Segunda-feira, 25 de maio de 2026
Por Redação O Sul | 14 de novembro de 2018
Em reunião com governadores eleitos, o presidente eleito Jair Bolsonaro (PSL) defendeu a aprovação de medidas “amargas” pelo Congresso Nacional. Para ele, as reformas que passam pela Câmara e pelo Senado são as mais importantes. Bolsonaro participou de encontro com 20 governadores e os futuros ministros da Economia, Paulo Guedes, da Casa Civil, Onyx Lorenzoni, e do Gabinete de Segurança Institucional, general Augusto Heleno.
“Os senhores têm a perfeita noção do que tem que ser feito. Algumas medidas são um pouco amargas, mas não podemos tangenciar com a possibilidade de nos transformarmos no que a Grécia passou, por exemplo”, disse o presidente eleito. Entre as reformas defendidas pela equipe de Bolsonaro, está a da Previdência.

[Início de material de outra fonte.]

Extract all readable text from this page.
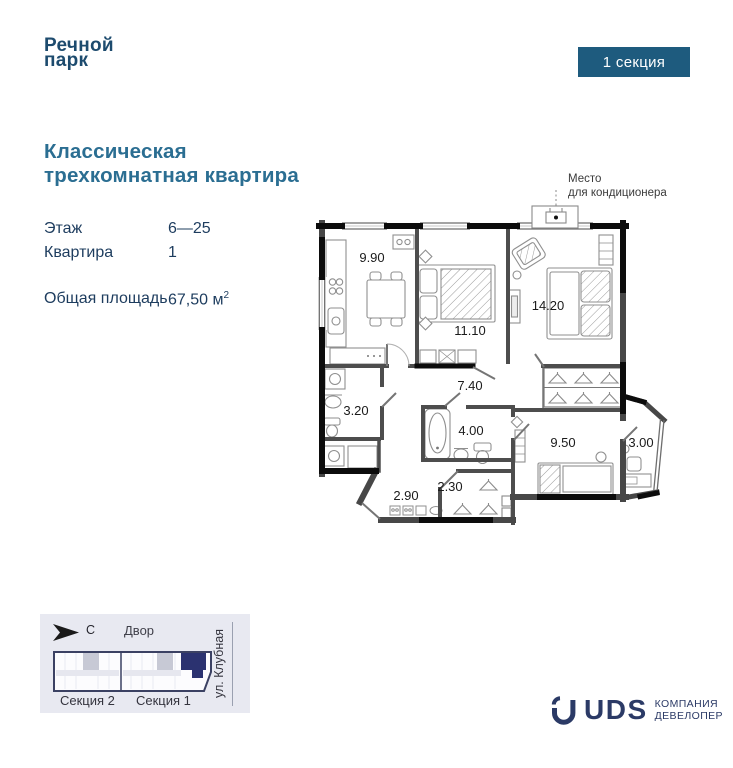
Речной
парк	1 секция
Классическая
трехкомнатная квартира
Этаж	6—25
Квартира	1
Общая площадь 67,50 $м^2$
Место
для кондиционера
9.90
11.10
14.20
7.40
3.20
4.00
9.50	3.00
2.90
2.30
С Двор
Секция 2 Секция 1
ул. Клубная
UDS КОМПАНИЯ
ДЕВЕЛОПЕР
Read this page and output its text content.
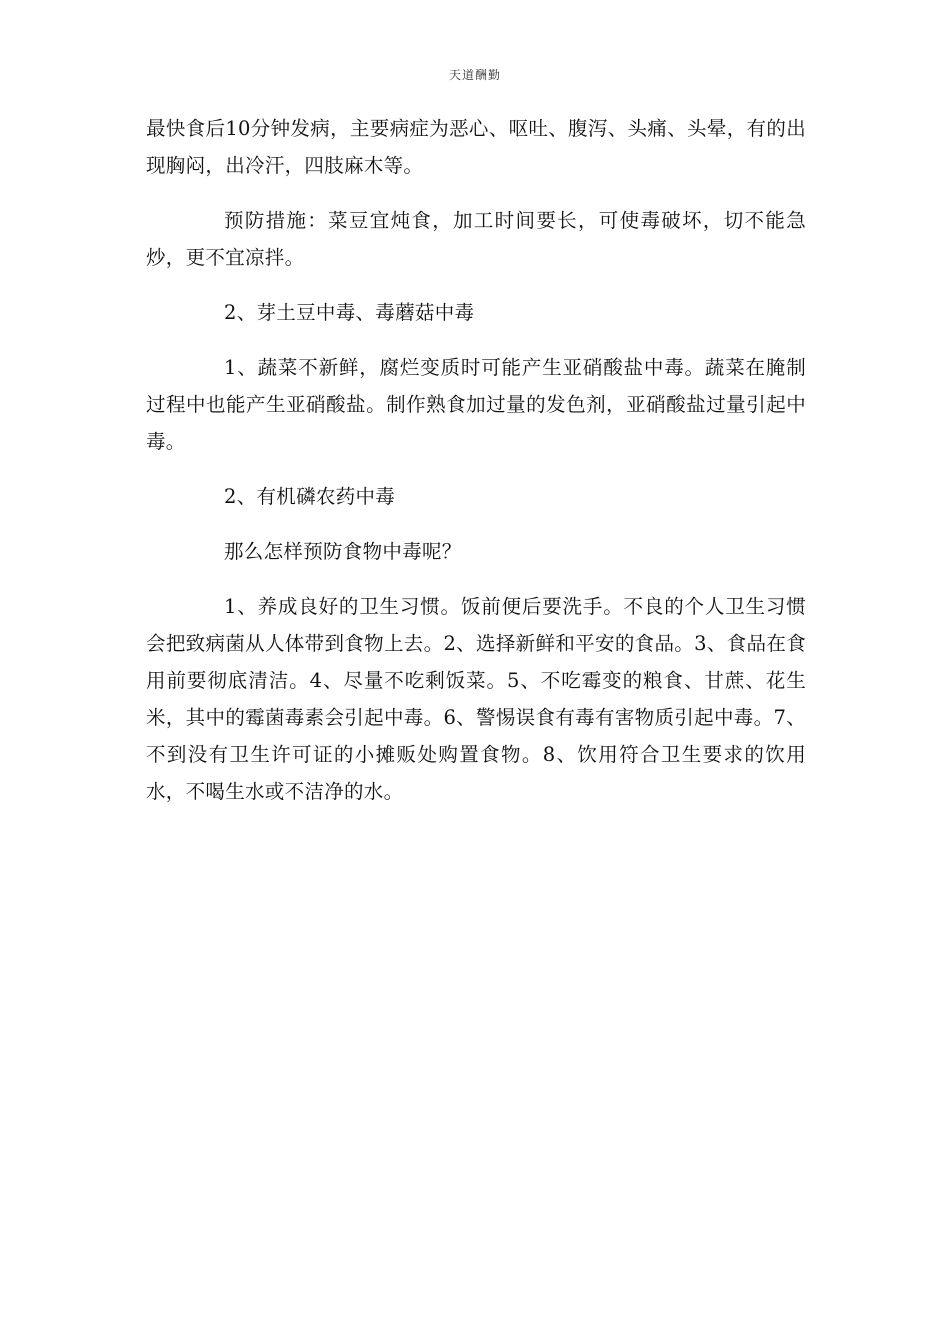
天道酬勤

最快食后10分钟发病，主要病症为恶心、呕吐、腹泻、头痛、头晕，有的出现胸闷，出冷汗，四肢麻木等。

预防措施：菜豆宜炖食，加工时间要长，可使毒破坏，切不能急炒，更不宜凉拌。

2、芽土豆中毒、毒蘑菇中毒

1、蔬菜不新鲜，腐烂变质时可能产生亚硝酸盐中毒。蔬菜在腌制过程中也能产生亚硝酸盐。制作熟食加过量的发色剂，亚硝酸盐过量引起中毒。

2、有机磷农药中毒

那么怎样预防食物中毒呢？

1、养成良好的卫生习惯。饭前便后要洗手。不良的个人卫生习惯会把致病菌从人体带到食物上去。2、选择新鲜和平安的食品。3、食品在食用前要彻底清洁。4、尽量不吃剩饭菜。5、不吃霉变的粮食、甘蔗、花生米，其中的霉菌毒素会引起中毒。6、警惕误食有毒有害物质引起中毒。7、不到没有卫生许可证的小摊贩处购置食物。8、饮用符合卫生要求的饮用水，不喝生水或不洁净的水。
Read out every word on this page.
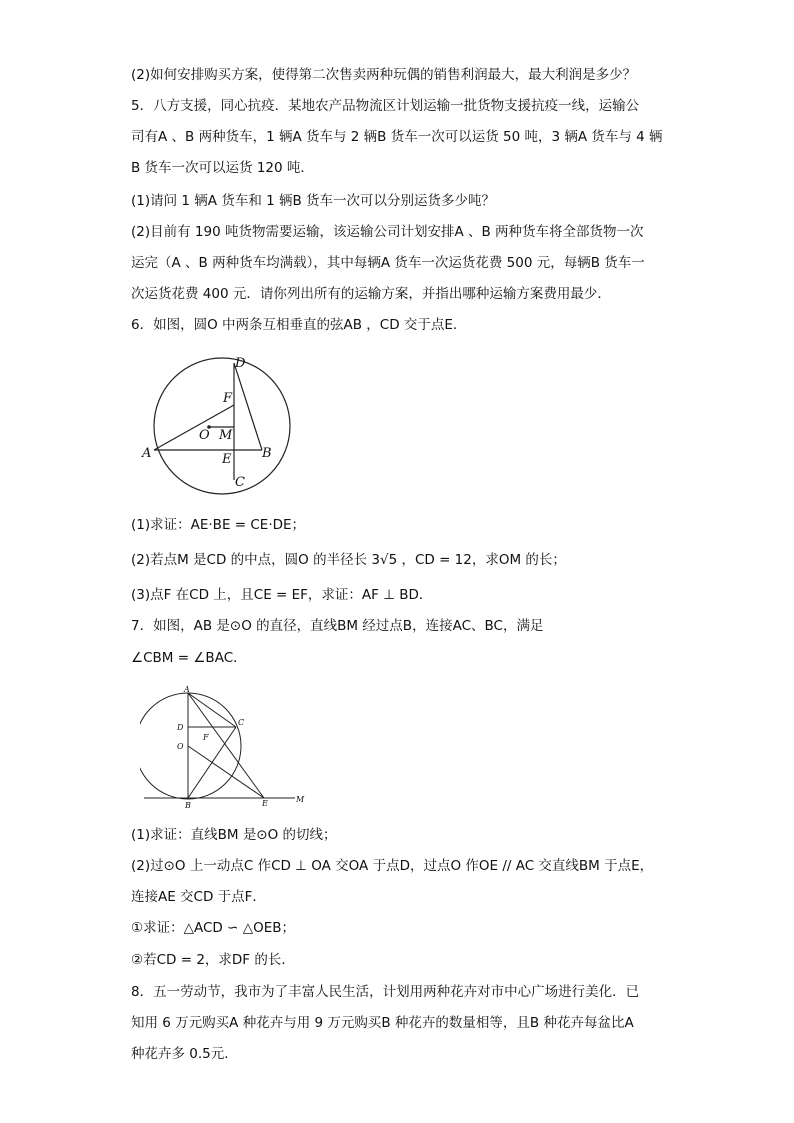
(2)如何安排购买方案，使得第二次售卖两种玩偶的销售利润最大，最大利润是多少？
5．八方支援，同心抗疫．某地农产品物流区计划运输一批货物支援抗疫一线，运输公
司有A 、B 两种货车，1 辆A 货车与 2 辆B 货车一次可以运货 50 吨，3 辆A 货车与 4 辆
B 货车一次可以运货 120 吨．
(1)请问 1 辆A 货车和 1 辆B 货车一次可以分别运货多少吨？
(2)目前有 190 吨货物需要运输，该运输公司计划安排A 、B 两种货车将全部货物一次
运完（A 、B 两种货车均满载），其中每辆A 货车一次运货花费 500 元，每辆B 货车一
次运货花费 400 元．请你列出所有的运输方案，并指出哪种运输方案费用最少．
6．如图，圆O 中两条互相垂直的弦AB ，CD 交于点E．
D
F
O M
A	E B
C
(1)求证：AE·BE = CE·DE；
(2)若点M 是CD 的中点，圆O 的半径长 3√5 ，CD = 12，求OM 的长；
(3)点F 在CD 上，且CE = EF，求证：AF ⊥ BD．
7．如图，AB 是⊙O 的直径，直线BM 经过点B，连接AC、BC，满足
∠CBM = ∠BAC．
A
C
D
F
O
B	E	M
(1)求证：直线BM 是⊙O 的切线；
(2)过⊙O 上一动点C 作CD ⊥ OA 交OA 于点D，过点O 作OE // AC 交直线BM 于点E，
连接AE 交CD 于点F．
①求证：△ACD ∽ △OEB；
②若CD = 2，求DF 的长．
8．五一劳动节，我市为了丰富人民生活，计划用两种花卉对市中心广场进行美化．已
知用 6 万元购买A 种花卉与用 9 万元购买B 种花卉的数量相等，且B 种花卉每盆比A
种花卉多 0.5元．
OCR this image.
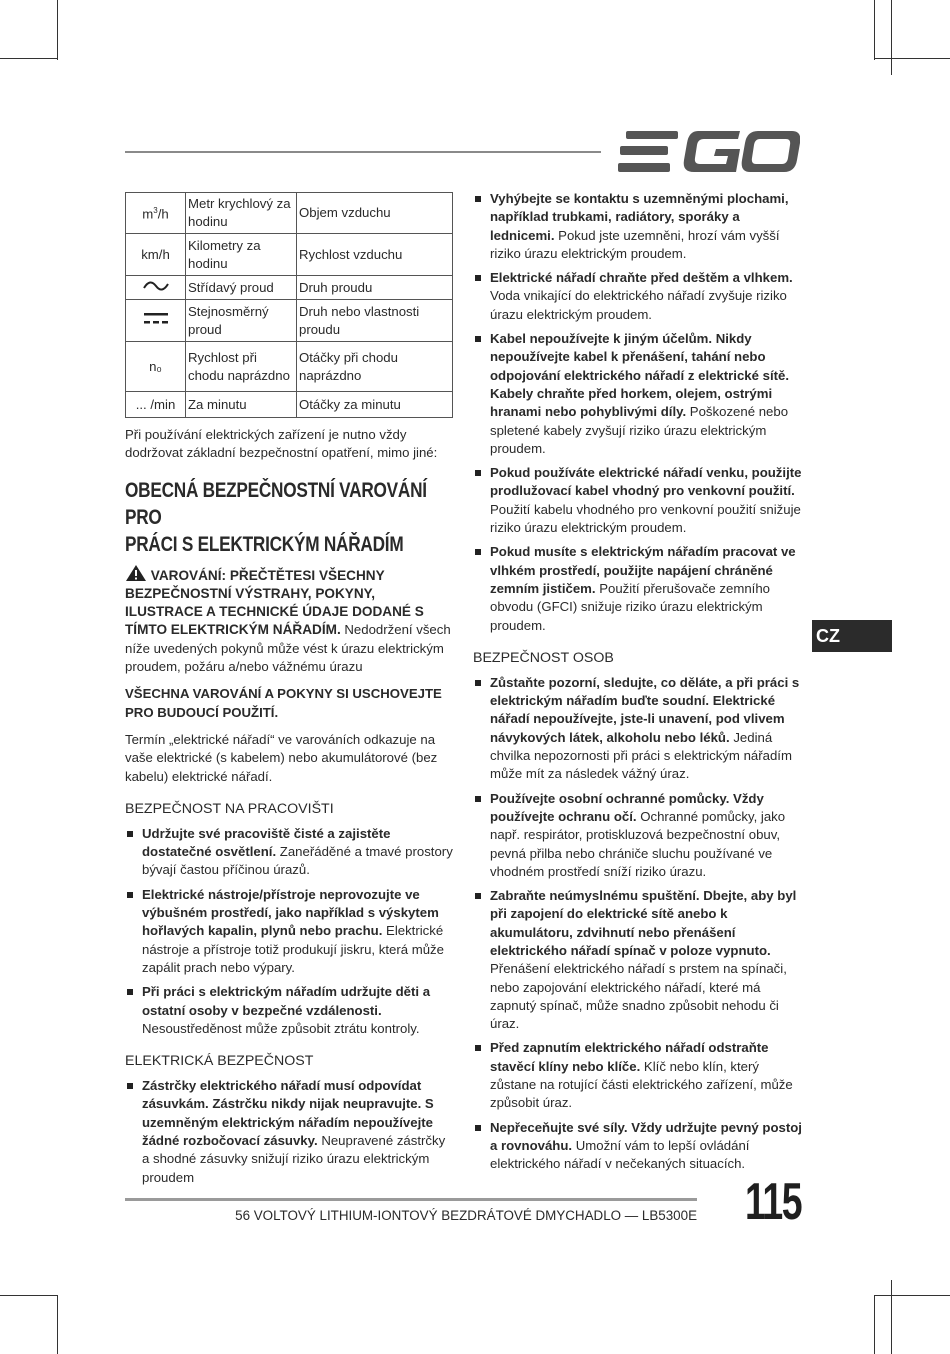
$m^3/h$	Metr krychlový za hodinu	Objem vzduchu
km/h	Kilometry za hodinu	Rychlost vzduchu
	Střídavý proud	Druh proudu
	Stejnosměrný proud	Druh nebo vlastnosti proudu
n₀	Rychlost při chodu naprázdno	Otáčky při chodu naprázdno
... /min	Za minutu	Otáčky za minutu

Při používání elektrických zařízení je nutno vždy dodržovat základní bezpečnostní opatření, mimo jiné:

OBECNÁ BEZPEČNOSTNÍ VAROVÁNÍ PRO

PRÁCI S ELEKTRICKÝM NÁŘADÍM

VAROVÁNÍ: PŘEČTĚTESI VŠECHNY BEZPEČNOSTNÍ VÝSTRAHY, POKYNY, ILUSTRACE A TECHNICKÉ ÚDAJE DODANÉ S TÍMTO ELEKTRICKÝM NÁŘADÍM. Nedodržení všech níže uvedených pokynů může vést k úrazu elektrickým proudem, požáru a/nebo vážnému úrazu

VŠECHNA VAROVÁNÍ A POKYNY SI USCHOVEJTE PRO BUDOUCÍ POUŽITÍ.

Termín „elektrické nářadí“ ve varováních odkazuje na vaše elektrické (s kabelem) nebo akumulátorové (bez kabelu) elektrické nářadí.

BEZPEČNOST NA PRACOVIŠTI

Udržujte své pracoviště čisté a zajistěte dostatečné osvětlení. Zaneřáděné a tmavé prostory bývají častou příčinou úrazů.
Elektrické nástroje/přístroje neprovozujte ve výbušném prostředí, jako například s výskytem hořlavých kapalin, plynů nebo prachu. Elektrické nástroje a přístroje totiž produkují jiskru, která může zapálit prach nebo výpary.
Při práci s elektrickým nářadím udržujte děti a ostatní osoby v bezpečné vzdálenosti. Nesoustředěnost může způsobit ztrátu kontroly.

ELEKTRICKÁ BEZPEČNOST

Zástrčky elektrického nářadí musí odpovídat zásuvkám. Zástrčku nikdy nijak neupravujte. S uzemněným elektrickým nářadím nepoužívejte žádné rozbočovací zásuvky. Neupravené zástrčky a shodné zásuvky snižují riziko úrazu elektrickým proudem
Vyhýbejte se kontaktu s uzemněnými plochami, například trubkami, radiátory, sporáky a lednicemi. Pokud jste uzemněni, hrozí vám vyšší riziko úrazu elektrickým proudem.
Elektrické nářadí chraňte před deštěm a vlhkem. Voda vnikající do elektrického nářadí zvyšuje riziko úrazu elektrickým proudem.
Kabel nepoužívejte k jiným účelům. Nikdy nepoužívejte kabel k přenášení, tahání nebo odpojování elektrického nářadí z elektrické sítě. Kabely chraňte před horkem, olejem, ostrými hranami nebo pohyblivými díly. Poškozené nebo spletené kabely zvyšují riziko úrazu elektrickým proudem.
Pokud používáte elektrické nářadí venku, použijte prodlužovací kabel vhodný pro venkovní použití. Použití kabelu vhodného pro venkovní použití snižuje riziko úrazu elektrickým proudem.
Pokud musíte s elektrickým nářadím pracovat ve vlhkém prostředí, použijte napájení chráněné zemním jističem. Použití přerušovače zemního obvodu (GFCI) snižuje riziko úrazu elektrickým proudem.

BEZPEČNOST OSOB

Zůstaňte pozorní, sledujte, co děláte, a při práci s elektrickým nářadím buďte soudní. Elektrické nářadí nepoužívejte, jste-li unavení, pod vlivem návykových látek, alkoholu nebo léků. Jediná chvilka nepozornosti při práci s elektrickým nářadím může mít za následek vážný úraz.
Používejte osobní ochranné pomůcky. Vždy používejte ochranu očí. Ochranné pomůcky, jako např. respirátor, protiskluzová bezpečnostní obuv, pevná přilba nebo chrániče sluchu používané ve vhodném prostředí sníží riziko úrazu.
Zabraňte neúmyslnému spuštění. Dbejte, aby byl při zapojení do elektrické sítě anebo k akumulátoru, zdvihnutí nebo přenášení elektrického nářadí spínač v poloze vypnuto. Přenášení elektrického nářadí s prstem na spínači, nebo zapojování elektrického nářadí, které má zapnutý spínač, může snadno způsobit nehodu či úraz.
Před zapnutím elektrického nářadí odstraňte stavěcí klíny nebo klíče. Klíč nebo klín, který zůstane na rotující části elektrického zařízení, může způsobit úraz.
Nepřeceňujte své síly. Vždy udržujte pevný postoj a rovnováhu. Umožní vám to lepší ovládání elektrického nářadí v nečekaných situacích.
CZ
56 VOLTOVÝ LITHIUM-IONTOVÝ BEZDRÁTOVÉ DMYCHADLO — LB5300E 115
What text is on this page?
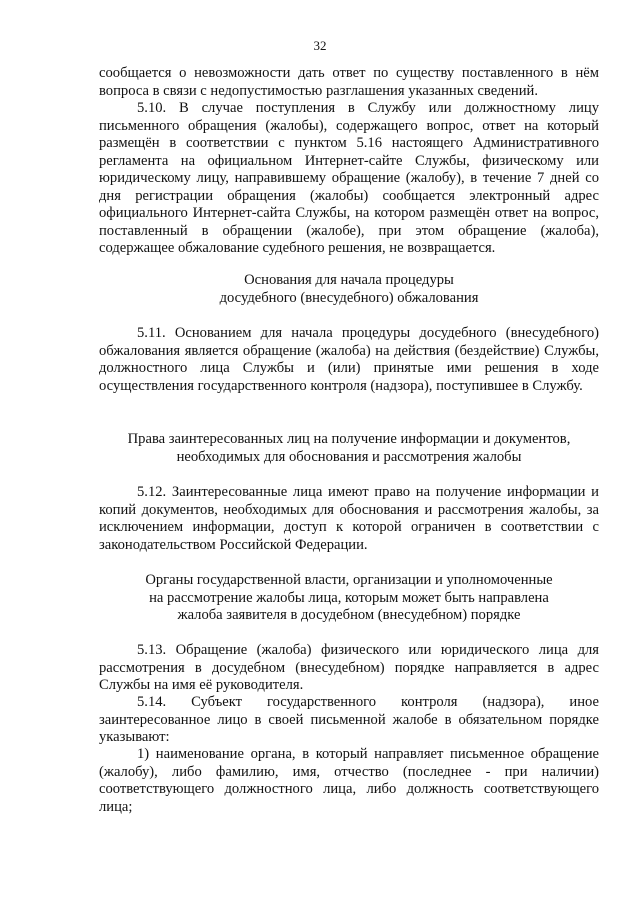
32

сообщается о невозможности дать ответ по существу поставленного в нём вопроса в связи с недопустимостью разглашения указанных сведений.

5.10. В случае поступления в Службу или должностному лицу письменного обращения (жалобы), содержащего вопрос, ответ на который размещён в соответствии с пунктом 5.16 настоящего Административного регламента на официальном Интернет-сайте Службы, физическому или юридическому лицу, направившему обращение (жалобу), в течение 7 дней со дня регистрации обращения (жалобы) сообщается электронный адрес официального Интернет-сайта Службы, на котором размещён ответ на вопрос, поставленный в обращении (жалобе), при этом обращение (жалоба), содержащее обжалование судебного решения, не возвращается.

Основания для начала процедуры
досудебного (внесудебного) обжалования

5.11. Основанием для начала процедуры досудебного (внесудебного) обжалования является обращение (жалоба) на действия (бездействие) Службы, должностного лица Службы и (или) принятые ими решения в ходе осуществления государственного контроля (надзора), поступившее в Службу.

Права заинтересованных лиц на получение информации и документов,
необходимых для обоснования и рассмотрения жалобы

5.12. Заинтересованные лица имеют право на получение информации и копий документов, необходимых для обоснования и рассмотрения жалобы, за исключением информации, доступ к которой ограничен в соответствии с законодательством Российской Федерации.

Органы государственной власти, организации и уполномоченные
на рассмотрение жалобы лица, которым может быть направлена
жалоба заявителя в досудебном (внесудебном) порядке

5.13. Обращение (жалоба) физического или юридического лица для рассмотрения в досудебном (внесудебном) порядке направляется в адрес Службы на имя её руководителя.

5.14. Субъект государственного контроля (надзора), иное заинтересованное лицо в своей письменной жалобе в обязательном порядке указывают:

1) наименование органа, в который направляет письменное обращение (жалобу), либо фамилию, имя, отчество (последнее - при наличии) соответствующего должностного лица, либо должность соответствующего лица;
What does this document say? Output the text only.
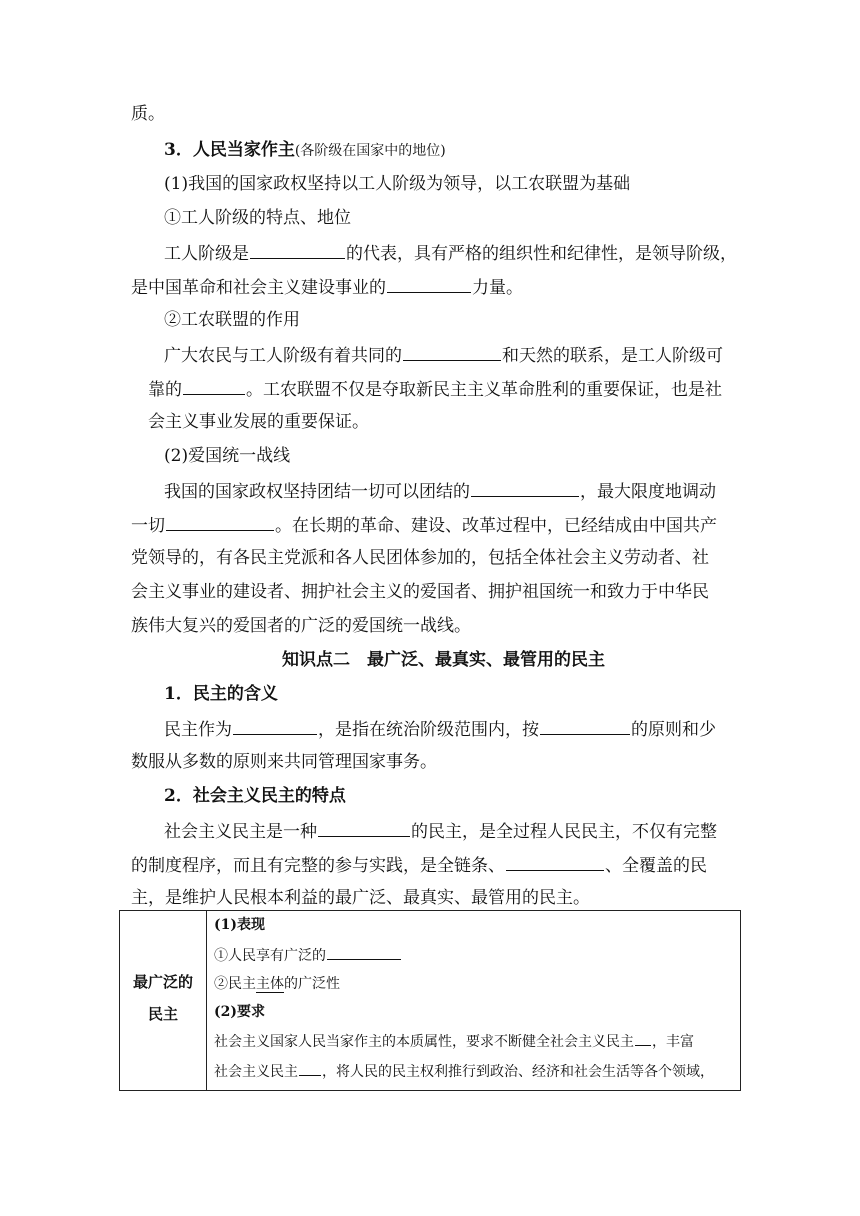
质。
3．人民当家作主(各阶级在国家中的地位)
(1)我国的国家政权坚持以工人阶级为领导，以工农联盟为基础
①工人阶级的特点、地位
工人阶级是	的代表，具有严格的组织性和纪律性，是领导阶级，
是中国革命和社会主义建设事业的	力量。
②工农联盟的作用
广大农民与工人阶级有着共同的	和天然的联系，是工人阶级可
靠的	。工农联盟不仅是夺取新民主主义革命胜利的重要保证，也是社
会主义事业发展的重要保证。
(2)爱国统一战线
我国的国家政权坚持团结一切可以团结的	，最大限度地调动
一切	。在长期的革命、建设、改革过程中，已经结成由中国共产
党领导的，有各民主党派和各人民团体参加的，包括全体社会主义劳动者、社
会主义事业的建设者、拥护社会主义的爱国者、拥护祖国统一和致力于中华民
族伟大复兴的爱国者的广泛的爱国统一战线。
知识点二　最广泛、最真实、最管用的民主
1．民主的含义
民主作为	，是指在统治阶级范围内，按	的原则和少
数服从多数的原则来共同管理国家事务。
2．社会主义民主的特点
社会主义民主是一种	的民主，是全过程人民民主，不仅有完整
的制度程序，而且有完整的参与实践，是全链条、	、全覆盖的民
主，是维护人民根本利益的最广泛、最真实、最管用的民主。
最广泛的
民主
(1)表现
①人民享有广泛的
②民主主体的广泛性
(2)要求
社会主义国家人民当家作主的本质属性，要求不断健全社会主义民主 ，丰富
社会主义民主 ，将人民的民主权利推行到政治、经济和社会生活等各个领域，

O grupo chegou a tentar articular aprovação de alguma mudança nas regras da aposentadoria já neste ano, mas depois passou a afirmar que deve ficar para o ano que vem. No encontro, o presidente eleito recebeu uma carta elaborada pelos governadores com demandas dos estados ao governo federal.
Depois que os representantes dos governos regionais fizeram discursos em busca de repasses de recursos federais em diversas áreas, Bolsonaro afirmou que sua equipe vai estudar as demandas. “Faremos todo o possível para atendê-los, independente da coloração político partidária”, afirmou. No discurso, o militar reformado voltou a dizer que “é preciso preservar o meio ambiente, mas não da forma que está aí”.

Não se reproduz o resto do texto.